DOI: 10.1192/bjo.2026.11668 ISSN: 2056-4724

Improving Prescribing Documentation in a Community Learning Disability Team: A Clinical Audit and SOP (Standard Operating Procedure) Development

Shriya Mathur

Aims:

Background

In April 2025, city-wide changes to General Practitioner (GP) prescribing increased prescribing activity within the Community Learning Disability Team (CLDT). This audit evaluated the quality and consistency of prescribing documentation to determine whether current practice met local standards and to identify areas requiring improvement.

Aims

1. Assess adherence to documentation standards for prescriptions recorded in the electronic health record (Care Director), clinic register, and clinical notes.

2. Describe prescribing patterns across the team.
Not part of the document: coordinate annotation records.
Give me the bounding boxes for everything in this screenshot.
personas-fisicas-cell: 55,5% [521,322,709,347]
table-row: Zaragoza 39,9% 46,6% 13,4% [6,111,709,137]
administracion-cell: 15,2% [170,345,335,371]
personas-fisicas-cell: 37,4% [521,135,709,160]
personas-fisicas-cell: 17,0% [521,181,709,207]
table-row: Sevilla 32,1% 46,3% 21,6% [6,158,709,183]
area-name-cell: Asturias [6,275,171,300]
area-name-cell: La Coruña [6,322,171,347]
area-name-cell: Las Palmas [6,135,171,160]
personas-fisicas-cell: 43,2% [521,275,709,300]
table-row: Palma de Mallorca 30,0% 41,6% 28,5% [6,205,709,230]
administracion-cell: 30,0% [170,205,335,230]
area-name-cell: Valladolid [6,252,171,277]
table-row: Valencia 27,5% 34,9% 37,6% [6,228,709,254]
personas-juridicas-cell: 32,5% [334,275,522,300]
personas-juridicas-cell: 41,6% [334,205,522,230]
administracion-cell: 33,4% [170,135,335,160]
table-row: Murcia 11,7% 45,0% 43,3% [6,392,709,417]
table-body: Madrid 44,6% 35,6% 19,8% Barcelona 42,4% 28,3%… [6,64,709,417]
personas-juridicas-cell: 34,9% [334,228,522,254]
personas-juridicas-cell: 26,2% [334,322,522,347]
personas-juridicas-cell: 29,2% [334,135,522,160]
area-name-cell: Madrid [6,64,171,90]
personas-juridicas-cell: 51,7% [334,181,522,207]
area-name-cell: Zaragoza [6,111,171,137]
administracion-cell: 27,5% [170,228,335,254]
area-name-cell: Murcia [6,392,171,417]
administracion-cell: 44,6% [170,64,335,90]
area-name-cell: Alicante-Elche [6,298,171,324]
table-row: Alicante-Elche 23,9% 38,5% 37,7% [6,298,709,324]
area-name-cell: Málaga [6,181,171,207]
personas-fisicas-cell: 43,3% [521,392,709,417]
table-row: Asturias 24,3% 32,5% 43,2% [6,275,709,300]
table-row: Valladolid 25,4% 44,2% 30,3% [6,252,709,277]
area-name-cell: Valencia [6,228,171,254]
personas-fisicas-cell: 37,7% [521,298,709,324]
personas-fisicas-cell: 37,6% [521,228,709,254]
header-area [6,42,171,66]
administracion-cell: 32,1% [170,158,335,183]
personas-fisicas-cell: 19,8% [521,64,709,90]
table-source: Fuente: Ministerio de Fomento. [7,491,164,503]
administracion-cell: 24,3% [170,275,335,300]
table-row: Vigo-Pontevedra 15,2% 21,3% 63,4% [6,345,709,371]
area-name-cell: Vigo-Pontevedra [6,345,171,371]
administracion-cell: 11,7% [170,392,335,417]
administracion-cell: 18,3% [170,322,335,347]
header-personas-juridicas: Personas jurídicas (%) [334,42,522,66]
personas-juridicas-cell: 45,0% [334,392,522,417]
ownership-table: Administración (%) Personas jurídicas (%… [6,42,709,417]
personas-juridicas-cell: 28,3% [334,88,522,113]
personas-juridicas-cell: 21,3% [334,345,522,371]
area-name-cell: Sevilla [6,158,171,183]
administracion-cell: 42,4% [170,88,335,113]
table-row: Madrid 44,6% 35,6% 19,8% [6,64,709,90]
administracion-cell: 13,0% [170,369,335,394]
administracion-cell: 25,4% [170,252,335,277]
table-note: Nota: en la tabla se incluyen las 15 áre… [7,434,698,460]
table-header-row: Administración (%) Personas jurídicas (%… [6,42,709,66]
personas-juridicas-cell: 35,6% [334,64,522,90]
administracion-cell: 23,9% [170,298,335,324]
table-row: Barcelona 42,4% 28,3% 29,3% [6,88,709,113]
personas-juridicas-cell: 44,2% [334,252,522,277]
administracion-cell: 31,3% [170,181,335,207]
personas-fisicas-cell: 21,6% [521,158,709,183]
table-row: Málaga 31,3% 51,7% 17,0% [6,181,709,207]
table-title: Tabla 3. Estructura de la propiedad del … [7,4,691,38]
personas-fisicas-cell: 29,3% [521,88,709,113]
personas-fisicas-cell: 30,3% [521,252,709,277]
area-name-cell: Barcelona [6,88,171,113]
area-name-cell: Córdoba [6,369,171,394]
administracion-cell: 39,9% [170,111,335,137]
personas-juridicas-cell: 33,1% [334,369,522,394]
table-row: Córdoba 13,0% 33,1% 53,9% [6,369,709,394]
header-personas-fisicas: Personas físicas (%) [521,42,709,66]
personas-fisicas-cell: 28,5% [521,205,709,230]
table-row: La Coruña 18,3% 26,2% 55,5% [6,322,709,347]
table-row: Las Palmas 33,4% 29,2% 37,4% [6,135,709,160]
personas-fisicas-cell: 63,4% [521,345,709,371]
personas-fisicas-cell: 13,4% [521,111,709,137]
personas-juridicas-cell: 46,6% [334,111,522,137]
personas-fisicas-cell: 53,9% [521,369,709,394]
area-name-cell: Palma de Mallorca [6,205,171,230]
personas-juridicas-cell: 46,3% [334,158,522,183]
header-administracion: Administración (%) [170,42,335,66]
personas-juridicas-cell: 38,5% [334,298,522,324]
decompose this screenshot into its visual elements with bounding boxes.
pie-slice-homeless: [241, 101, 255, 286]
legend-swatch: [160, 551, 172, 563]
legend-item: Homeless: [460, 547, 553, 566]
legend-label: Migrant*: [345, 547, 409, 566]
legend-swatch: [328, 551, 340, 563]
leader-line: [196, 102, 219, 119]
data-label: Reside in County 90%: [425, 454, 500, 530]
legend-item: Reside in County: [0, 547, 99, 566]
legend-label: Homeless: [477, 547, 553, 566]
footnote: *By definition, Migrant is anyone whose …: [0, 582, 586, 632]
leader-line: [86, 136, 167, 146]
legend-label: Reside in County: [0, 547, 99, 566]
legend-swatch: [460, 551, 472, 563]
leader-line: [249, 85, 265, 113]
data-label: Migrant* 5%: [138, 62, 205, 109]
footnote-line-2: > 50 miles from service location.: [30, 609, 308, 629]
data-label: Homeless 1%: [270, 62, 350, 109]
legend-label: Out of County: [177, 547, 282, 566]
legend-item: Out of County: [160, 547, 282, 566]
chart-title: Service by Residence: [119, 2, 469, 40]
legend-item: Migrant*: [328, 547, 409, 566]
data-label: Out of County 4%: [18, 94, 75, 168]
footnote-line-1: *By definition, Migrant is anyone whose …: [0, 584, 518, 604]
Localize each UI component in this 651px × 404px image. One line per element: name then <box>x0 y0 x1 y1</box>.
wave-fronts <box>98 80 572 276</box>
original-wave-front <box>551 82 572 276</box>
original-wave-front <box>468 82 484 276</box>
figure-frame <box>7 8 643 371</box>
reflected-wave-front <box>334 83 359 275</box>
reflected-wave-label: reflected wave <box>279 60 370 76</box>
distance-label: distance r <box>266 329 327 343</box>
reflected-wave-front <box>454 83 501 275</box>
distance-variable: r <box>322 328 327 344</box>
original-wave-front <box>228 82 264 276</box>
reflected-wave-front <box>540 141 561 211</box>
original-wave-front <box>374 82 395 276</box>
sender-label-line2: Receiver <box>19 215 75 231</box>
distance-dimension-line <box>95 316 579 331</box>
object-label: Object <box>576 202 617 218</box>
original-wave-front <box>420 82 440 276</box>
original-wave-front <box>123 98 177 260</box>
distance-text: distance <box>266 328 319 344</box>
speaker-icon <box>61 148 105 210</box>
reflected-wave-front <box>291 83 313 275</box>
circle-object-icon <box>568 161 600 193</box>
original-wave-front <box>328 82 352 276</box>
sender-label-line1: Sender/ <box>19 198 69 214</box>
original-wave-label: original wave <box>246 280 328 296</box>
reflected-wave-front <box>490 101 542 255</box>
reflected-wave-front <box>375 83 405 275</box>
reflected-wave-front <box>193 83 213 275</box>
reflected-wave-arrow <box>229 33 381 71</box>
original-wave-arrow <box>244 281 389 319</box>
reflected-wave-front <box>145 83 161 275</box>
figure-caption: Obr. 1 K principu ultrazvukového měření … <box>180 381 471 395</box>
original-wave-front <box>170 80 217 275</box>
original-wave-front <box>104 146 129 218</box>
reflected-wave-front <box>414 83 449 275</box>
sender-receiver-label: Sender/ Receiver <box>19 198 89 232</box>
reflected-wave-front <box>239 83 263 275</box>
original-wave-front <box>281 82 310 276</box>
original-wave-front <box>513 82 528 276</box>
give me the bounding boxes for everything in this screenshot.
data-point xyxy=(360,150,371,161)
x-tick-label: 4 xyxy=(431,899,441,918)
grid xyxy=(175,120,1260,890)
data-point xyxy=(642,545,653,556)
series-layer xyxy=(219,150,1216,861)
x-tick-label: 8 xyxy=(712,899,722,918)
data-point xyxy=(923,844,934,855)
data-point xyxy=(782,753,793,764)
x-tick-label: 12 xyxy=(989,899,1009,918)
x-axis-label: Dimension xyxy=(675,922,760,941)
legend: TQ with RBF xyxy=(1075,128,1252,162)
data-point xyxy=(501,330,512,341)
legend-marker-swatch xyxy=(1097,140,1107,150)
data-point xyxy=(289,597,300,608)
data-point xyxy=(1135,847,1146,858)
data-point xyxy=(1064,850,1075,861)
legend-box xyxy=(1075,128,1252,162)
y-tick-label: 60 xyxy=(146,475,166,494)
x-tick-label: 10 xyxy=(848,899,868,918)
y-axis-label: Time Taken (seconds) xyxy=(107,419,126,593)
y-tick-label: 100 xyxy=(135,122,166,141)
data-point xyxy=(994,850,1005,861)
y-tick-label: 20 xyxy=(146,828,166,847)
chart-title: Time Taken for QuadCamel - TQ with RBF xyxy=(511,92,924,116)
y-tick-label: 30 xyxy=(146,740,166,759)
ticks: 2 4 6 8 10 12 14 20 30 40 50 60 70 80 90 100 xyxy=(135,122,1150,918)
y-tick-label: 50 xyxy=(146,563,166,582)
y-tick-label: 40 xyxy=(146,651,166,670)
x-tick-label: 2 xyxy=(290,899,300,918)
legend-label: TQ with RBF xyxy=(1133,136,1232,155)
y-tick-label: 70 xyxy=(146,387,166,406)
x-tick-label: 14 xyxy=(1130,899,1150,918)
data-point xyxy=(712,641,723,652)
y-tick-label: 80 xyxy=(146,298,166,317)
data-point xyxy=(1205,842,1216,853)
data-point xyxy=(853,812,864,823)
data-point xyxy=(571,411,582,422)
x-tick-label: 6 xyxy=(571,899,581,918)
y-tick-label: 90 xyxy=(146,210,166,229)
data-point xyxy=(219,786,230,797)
3. Develop a Standard Operating Procedure (SOP) to address gaps identified through the audit.

Methods:

Records of 297 service users receiving prescriptions between 01/04/2024 and 31/05/2025 were reviewed. Outcomes included whether prescriptions were uploaded to Care Director (scan or photograph), whether entries were completed in the clinic register, whether prescribing was documented elsewhere (case notes or letters), and the site of prescription issue. Prescribing patterns were summarised.

Results:

A total of 319 prescriptions were issued to 147 patients. Of these, 65% (208/319) were uploaded to Care Director–half scanned and half photographed. Only 19% (58/300; clozapine excluded) were entered into the clinic register. Prescribing was documented elsewhere in 98% (314/319). Documentation occurred frequently but was inconsistent in format, location, and completeness.

Conclusion:

Conclusions

The audit identified frequent but inconsistent documentation. The SOP provides a structured framework to improve accuracy, consistency, and audit-ability, with re-audit recommended at 6–12 months.

Actions

Based on the identified gaps, a SOP was developed. Key components included a scanfirst requirement, defined legibility standards, mandatory casenote entry confirming medication and dose, creation of a centralised electronic tracking register, quarterly monitoring, and data protection guidance.